18 novembre 1892 – Blois

 

Ma Révérende et Très Honorée Mère,

Paix et très humble salut, en Notre-Seigneur Jésus-Christ, qui, la veille même de la fête des Saints de notre Ordre, a convoqué aux noces éternelles, notre chère Mère Marguerite-Camille de Jésus. Elle était dans la 76e année de son âge, et la 54e de sa vie religieuse.

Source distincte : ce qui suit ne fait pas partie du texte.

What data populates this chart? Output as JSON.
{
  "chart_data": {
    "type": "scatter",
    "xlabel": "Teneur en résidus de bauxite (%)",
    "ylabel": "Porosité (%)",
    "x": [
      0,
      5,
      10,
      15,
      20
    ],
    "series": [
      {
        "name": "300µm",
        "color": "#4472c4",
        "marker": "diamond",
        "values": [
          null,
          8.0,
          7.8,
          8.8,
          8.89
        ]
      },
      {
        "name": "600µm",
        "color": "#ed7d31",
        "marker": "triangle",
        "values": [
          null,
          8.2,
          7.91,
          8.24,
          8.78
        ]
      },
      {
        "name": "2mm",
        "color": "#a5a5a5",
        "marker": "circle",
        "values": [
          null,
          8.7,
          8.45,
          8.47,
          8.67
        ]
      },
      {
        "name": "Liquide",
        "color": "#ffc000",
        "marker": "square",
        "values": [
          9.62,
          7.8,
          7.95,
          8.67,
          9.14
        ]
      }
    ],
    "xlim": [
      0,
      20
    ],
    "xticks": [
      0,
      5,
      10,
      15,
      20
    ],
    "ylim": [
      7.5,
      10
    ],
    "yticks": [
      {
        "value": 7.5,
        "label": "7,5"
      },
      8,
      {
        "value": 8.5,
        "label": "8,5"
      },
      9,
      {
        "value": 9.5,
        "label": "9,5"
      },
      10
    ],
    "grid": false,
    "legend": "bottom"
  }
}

C'est au terme de son triennat, que notre bonne Mère tomba malade d'une bronchite, qui devait la ravir à notre religieuse affection. Son dévouement pour son Carmel ne lui permit pas de consentir au retard de nos élections ; de sorte que, c'est presque au lendemain de notre entrée dans la charge, qu'il nous fut donné de présenter au Seigneur, les prémices des biens spirituels qu'il confiait à nos soins. Nous avons la douloureuse, mais intime confiance, que le sacrifice que nous impose cette séparation, et plus encore, celui, qu'en union avec son Sauveur, la pieuse victime offrit à son Dieu, sera monté vers le Ciel en odeur de suavité, pour redescendre, sur nous, en bénédictions célestes et en miséricordieuses bontés. En effet, ma Révérende Mère, Dieu ne pouvait mieux choisir pour briser nos coeurs et leur mériter ses faveurs. Cette âme, comme un épi chargé de grains magnifiques, arrivés à leur maturité, avait acquis la richesse et la beauté que donne la consommation dans l'amour et le sacrifice. Elle était prête à être cueillie et serrée dans les greniers éternels du Père de famille. Aussi, cette perte nous prive-t-elle, à la fois, d'une règle vivante, d'une édification non interrompue, du meilleur des conseils, de l'affection la plus vraie ; enfin, de la Mère et de la Soeur aînée par excellence, à qui nous devons d'avoir embaumé notre jeunesse religieuse et cet humble Carmel, du suave parfum de ses vertus. C'est vous dire, ma Révérende Mère, que le départ de notre vénérée Mère Camille laisse, parmi nous, une double impression de tristesse et de joie en Dieu, de douloureuse séparation et de délicieuse espérance ; sentiments également vifs, qui se disputent la prééminence dans nos coeurs.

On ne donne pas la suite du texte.